# Duck boat light



## Bdub (Feb 1, 2013)

need to install lights for the front of my boat. Im have a super old outboard that needs a little bit of fanagling when its cold out and that takes 2 hands. So i want to install a light or 2 lights on the front of my boat so i dont have to hold the dang spot light up.   What lights do yall use. A GO light is to expensive for me, so other options would be great.

thanks


----------



## Vmarsh (Feb 1, 2013)

Never had much luck getting fixed lights pointing where I'm looking. I use a handheld. You can also get one of those nice coon head lamps that wear like a hard hat.


----------



## Core Lokt (Feb 1, 2013)

Head lights are hands free...


----------



## carolinaboy (Feb 1, 2013)

Why not run without a light you can see better and have one ready if you get in a tricky area.


----------



## head buster (Feb 1, 2013)

Go to Walmart and and looks at lights there. I got a 2 pack of lights for my brothers boat and they work just fine. we always have a hand held light just incase we get into some shallow or stumpy water. you can change the bulbs to make them broghter too! they only cost me around $15. I got some info off of duckhuntingchat about lighting.


----------



## Lanikai (Feb 1, 2013)

Look up Jeff Lasarras http://www.leserra.com/ site and checkout their headlights.


----------



## southernwhitetailMD (Feb 1, 2013)

Bdub, I recently installed a set of lights on the front of my boat. I went to our local parts store and bought two 55 watt BAJA lights and replaced the existing bulbs with 100 watt bulbs. I have no more than 35 dollars invested in them finished. They have a bracket on them so you can angle them. These two lights put out more than enough light to see where you're going in the dark.


----------



## mikeys250 (Feb 2, 2013)

southernwhitetailMD said:


> Bdub, I recently installed a set of lights on the front of my boat. I went to our local parts store and bought two 55 watt BAJA lights and replaced the existing bulbs with 100 watt bulbs. I have no more than 35 dollars invested in them finished. They have a bracket on them so you can angle them. These two lights put out more than enough light to see where you're going in the dark.


I have the same lights but haven't changed the bulbs yet. Did it make a big difference?


----------



## southernwhitetailMD (Feb 2, 2013)

There wasn't a huge difference between the two bulbs but the 100 watt definitely put out more light. It's safe to say you can easily get by with the factory bulbs that are in it though. The fact that you can move the lights make all the difference to me.


----------



## dirtysouthforeman (Feb 2, 2013)

I use a go-light and really like it... tractor supply had a light that was identical to a go light for only about $100. not sure if they still carry them but I would check them out


----------



## Blindside (Feb 2, 2013)

carolinaboy said:


> Why not run without a light you can see better and have one ready if you get in a tricky area.

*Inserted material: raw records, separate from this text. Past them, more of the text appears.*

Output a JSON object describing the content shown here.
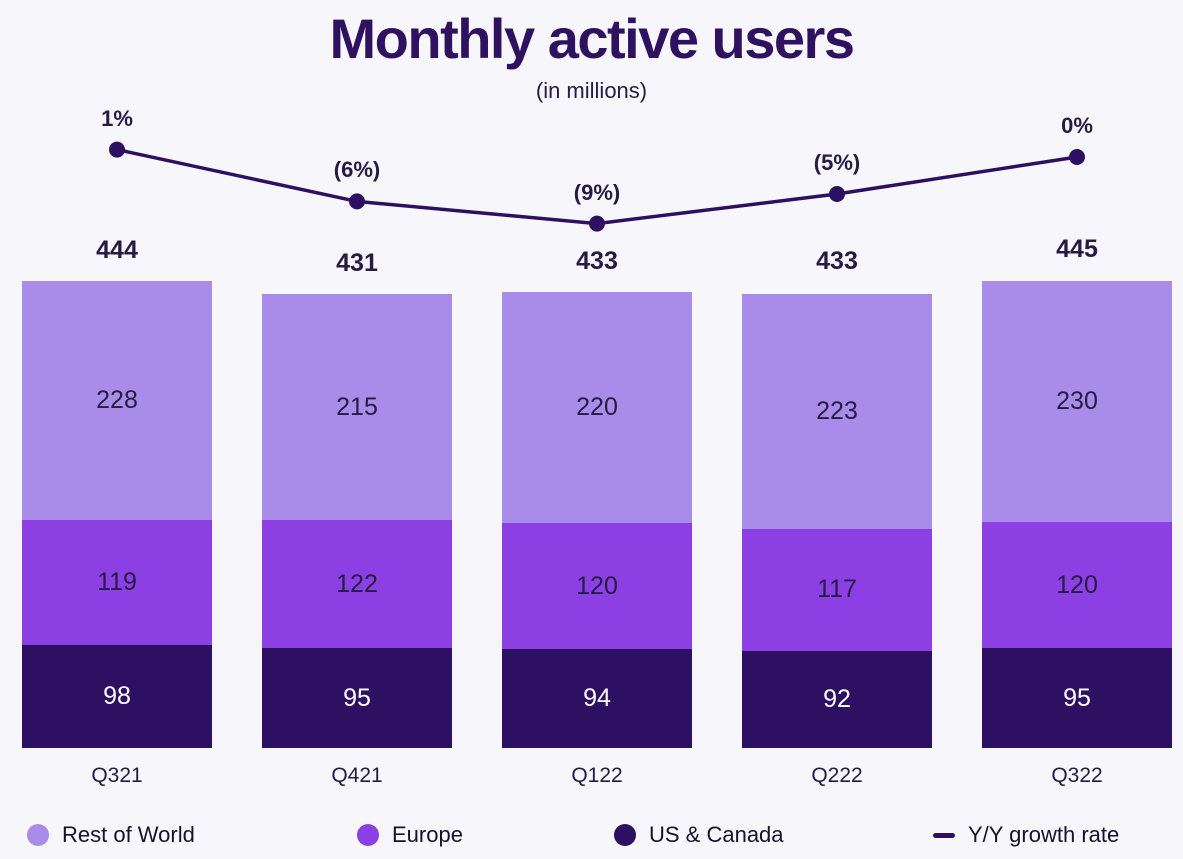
{
  "title": "Monthly active users",
  "subtitle": "(in millions)",
  "colors": {
    "background": "#f7f6fb",
    "rest_of_world": "#a98ce9",
    "europe": "#8c3fe3",
    "us_canada": "#2d1062",
    "line": "#2d1062",
    "text_dark": "#241c42",
    "text_on_dark": "#ffffff"
  },
  "chart_data": {
    "type": "bar",
    "subtype": "stacked-bar-with-growth-line",
    "title": "Monthly active users",
    "subtitle": "(in millions)",
    "categories": [
      "Q321",
      "Q421",
      "Q122",
      "Q222",
      "Q322"
    ],
    "series": [
      {
        "name": "Rest of World",
        "color": "#a98ce9",
        "text_color": "#241c42",
        "values": [
          228,
          215,
          220,
          223,
          230
        ]
      },
      {
        "name": "Europe",
        "color": "#8c3fe3",
        "text_color": "#241c42",
        "values": [
          119,
          122,
          120,
          117,
          120
        ]
      },
      {
        "name": "US & Canada",
        "color": "#2d1062",
        "text_color": "#ffffff",
        "values": [
          98,
          95,
          94,
          92,
          95
        ]
      }
    ],
    "totals": [
      444,
      431,
      433,
      433,
      445
    ],
    "growth_line": {
      "name": "Y/Y growth rate",
      "color": "#2d1062",
      "values_pct": [
        1,
        -6,
        -9,
        -5,
        0
      ],
      "labels": [
        "1%",
        "(6%)",
        "(9%)",
        "(5%)",
        "0%"
      ]
    },
    "legend": [
      {
        "label": "Rest of World",
        "swatch": "dot",
        "color": "#a98ce9"
      },
      {
        "label": "Europe",
        "swatch": "dot",
        "color": "#8c3fe3"
      },
      {
        "label": "US & Canada",
        "swatch": "dot",
        "color": "#2d1062"
      },
      {
        "label": "Y/Y growth rate",
        "swatch": "dash",
        "color": "#2d1062"
      }
    ],
    "grid": false,
    "legend_position": "bottom"
  }
}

This. If im not mistaken its illegal to run with that type of lights on. How can anyone see your navigation light while being blinded?


----------



## Barroll (Feb 3, 2013)

Get a hard hat light


----------



## carolinagreenhead (Feb 3, 2013)

How bout this one? 

http://www.duckhuntingchat.com/foru...=202514&p=1809640&hilit=baja+designs#p1809640


----------



## Bdub (Feb 4, 2013)

the places i hunt are very stumpy everywhere


----------



## thompsonsz71 (Feb 4, 2013)

carolinagreenhead said:


> How bout this one?
> 
> http://www.duckhuntingchat.com/foru...=202514&p=1809640&hilit=baja+designs#p1809640


Very nice but very pricey... They want like 1200$ for the 48 in


----------



## carolinagreenhead (Feb 4, 2013)

thompsonsz71 said:


> Very nice but very pricey... They want like 1200$ for the 48 in



Oh yeah, their proud of em. I got that one for free so I really couldn't complain. That was the only way I would have ever had one. Now that I do have one I am certainly grateful. You wouldn't believe how bright it is.


----------



## thompsonsz71 (Feb 4, 2013)

Yea I really want one but it will have to wait a year or two..


----------